Rob Weber said the firm plans to use about half of the money to invest in companies that are just getting off the ground and the rest for firms that are starting to grow quickly.

"If we can do a great job performing for our investors, there's a lot of capital on the sidelines that will invest in our fund," Rob Weber said.

The Weber brothers co-founded, built and sold NativeX, a St. Cloud firm that provides an advertising platform for mobile gadgets. They subsequently started Great North Labs, which currently has investments in 12 tech companies. Great North Labs is dually based in St. Cloud and Minneapolis and comanaged by the Webers and Pradip Madan, who represents the fund in Silicon Valley.

With the new fund, Great North Labs aims to invest in five to six new tech startups by year's end and eventually have a portfolio of 30 tech companies, Weber said. To fit Great North Labs' investment criteria, the tech startups must have the potential to reach a $1 billion market and must be based in, or significantly tied to, the Upper Midwest.

Weber said the company typically invests between $250,000 to $750,000 in a startup during the seed stage and invests between $2 million to $3 million during the early-growth stage, whether that's the seed extension round or Series A and B rounds. He said his company's investment strategy is to enter a startup's funding life cycle during its seed stage, when startup founders ask friends, relatives and angel investors to help finance proof of concept.

"Often times, companies are coming to us when they have $20,000 in monthly revenue," Weber said. "Maybe they've launched over the last 12 months and they think they have a scalable business model figured out. That's kind of our sweet spot."

In 2000, Rob Weber and brothers Ryan and Aaron launched the precursor to NativeX, called Freeze.com, while Rob and Ryan were college students at St. Cloud State University. The website was a free e-mail service that provided clip art and screen savers to subscribers and generated revenue from online advertising.

The company changed its name to W3i in 2007 and then to NativeX in 2013. As NativeX, it made video ad platforms for smartphone apps and video games. The Webers sold NativeX in February 2016 to Chinese mobile advertising company Mobvista for $25 million.

Over the last 10 years, Minnesota's startup environment has benefited from an influx of accelerator programs, co-working spaces, nonprofit support and micro investment funds, which raise up to $50 million, Weber said.
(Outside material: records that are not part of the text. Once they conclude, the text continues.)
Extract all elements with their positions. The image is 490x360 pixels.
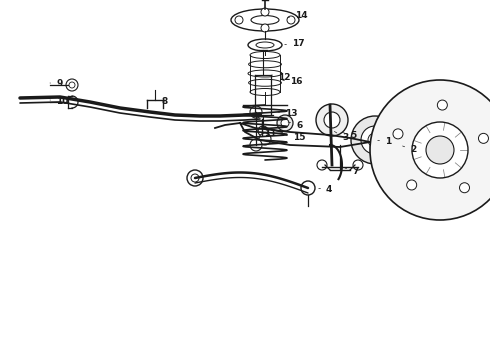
Circle shape bbox=[478, 133, 489, 143]
Text: 7: 7 bbox=[345, 167, 358, 176]
Circle shape bbox=[370, 80, 490, 220]
Circle shape bbox=[250, 106, 262, 118]
Text: 15: 15 bbox=[286, 132, 305, 141]
Text: 17: 17 bbox=[285, 39, 305, 48]
Circle shape bbox=[250, 139, 262, 151]
Circle shape bbox=[407, 180, 416, 190]
Text: 13: 13 bbox=[278, 109, 297, 118]
Circle shape bbox=[301, 181, 315, 195]
Circle shape bbox=[438, 100, 447, 110]
Circle shape bbox=[389, 154, 395, 159]
Circle shape bbox=[390, 135, 410, 155]
Circle shape bbox=[281, 119, 289, 127]
Text: 16: 16 bbox=[283, 77, 302, 86]
Circle shape bbox=[235, 16, 243, 24]
Text: 14: 14 bbox=[288, 12, 308, 21]
Circle shape bbox=[406, 153, 412, 159]
Text: 5: 5 bbox=[343, 130, 356, 139]
Circle shape bbox=[316, 104, 348, 136]
Text: 3: 3 bbox=[334, 131, 348, 143]
Circle shape bbox=[258, 126, 268, 136]
Circle shape bbox=[66, 79, 78, 91]
Circle shape bbox=[187, 170, 203, 186]
Text: 6: 6 bbox=[288, 121, 302, 130]
Circle shape bbox=[353, 160, 363, 170]
Circle shape bbox=[277, 115, 293, 131]
Circle shape bbox=[460, 183, 469, 193]
Circle shape bbox=[287, 16, 295, 24]
Circle shape bbox=[261, 8, 269, 16]
Circle shape bbox=[426, 136, 454, 164]
Text: 1: 1 bbox=[378, 138, 391, 147]
Text: 2: 2 bbox=[403, 145, 416, 154]
Text: 10: 10 bbox=[50, 98, 69, 107]
Text: 8: 8 bbox=[155, 98, 167, 107]
Circle shape bbox=[259, 133, 271, 145]
Circle shape bbox=[261, 24, 269, 32]
Circle shape bbox=[396, 128, 402, 134]
Circle shape bbox=[384, 138, 390, 144]
Circle shape bbox=[393, 129, 403, 139]
Circle shape bbox=[317, 160, 327, 170]
Text: 11: 11 bbox=[257, 130, 276, 139]
Circle shape bbox=[351, 116, 399, 164]
Circle shape bbox=[412, 122, 468, 178]
Circle shape bbox=[410, 137, 416, 143]
Text: 9: 9 bbox=[50, 80, 62, 89]
Text: 12: 12 bbox=[272, 72, 291, 81]
Circle shape bbox=[380, 125, 420, 165]
Circle shape bbox=[324, 112, 340, 128]
Text: 4: 4 bbox=[319, 185, 332, 194]
Circle shape bbox=[361, 126, 389, 154]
But he said tech entrepreneurs are still challenged for early-stage funds because local investors' risk tolerance is low and existing seed funds in Minnesota tend to invest in firms at later stages of growth.

In 2017, TechCrunch reported that local venture capitalists tend to invest more heavily around the Midwest than in the Twin Cities, which ranked lowest among 10 major Midwest cities in funding connections between local investors and startups.

Weber said that the TechCrunch article still resonates with him and that creating more ties between investors and startup founders locally is important.

But he added that backers of the Great North Labs seed fund also expect it to generate returns.